Selain itu, dinamika kehidupan politik memberi pengaruh signifikan pada penyelenggaraan pembinaan dan penggunaan kekuatan TNI di masa damai ini. Peran strategis Panglima TNI sebagai Pembina sekaligus Pengguna kekuatan TNI serta Kepala Staf Angkatan selaku Pembina kekuatan masing-masing matra, sempat terpolarisasi oleh kepentingan elite politik. Reaksi keras pun bermunculan, dari tataran prajurit hingga unsur pimpinannya, karena bahasa yang digunakan elite tersebut telah merendahkan TNI secara institusional.

Persoalannya apakah pernyataan yang merendahkan tersebut harus disikapi dengan perlawanan atau sikap keras dan sumpah serapah?

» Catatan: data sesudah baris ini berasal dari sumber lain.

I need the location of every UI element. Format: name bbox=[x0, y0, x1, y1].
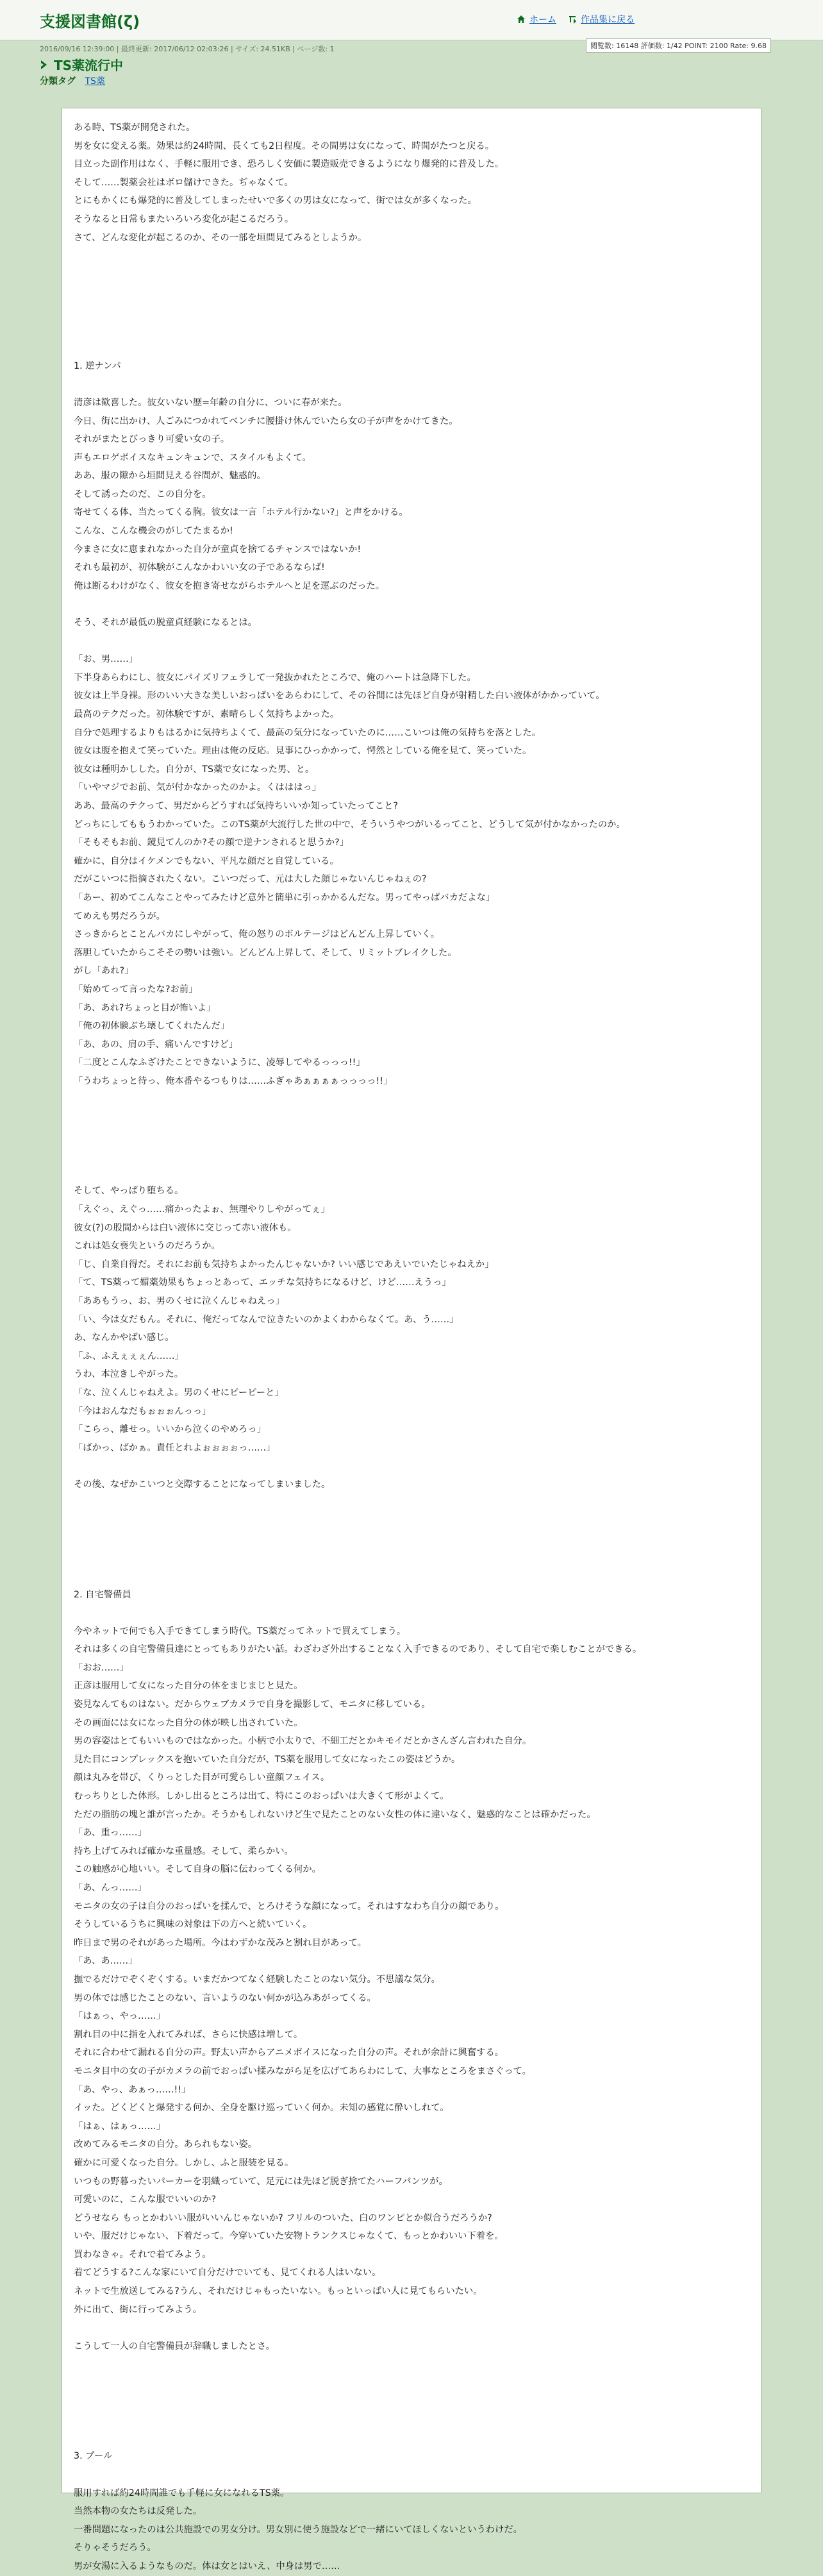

Berbagai perilaku kekerasan yang dilakukan oleh oknum TNI, sepertinya sedang mengalami eskalasi, secara kasat mata terjadi kasus percobaan pembunuhan istri oknum TNI sendiri dengan menggunakan pembunuh bayaran di Semarang, tuduhan melakukan mutilasi ketika melaksanakan operasi di Papua, oknum TNI yang diduga menganiaya seorang Advokat perempuan di Cianjur, terjadinya beberapa kali bentrokan fisik antara aparat TNI di Papua Ambon, Batam, Sinjai, dan Palangkaraya, tindakan asusila terhadap anak di bawah umur di Tarakan, dan yang terakhir adalah tindak kekerasan oknum TNI di stadion Kanjuruhan Malang.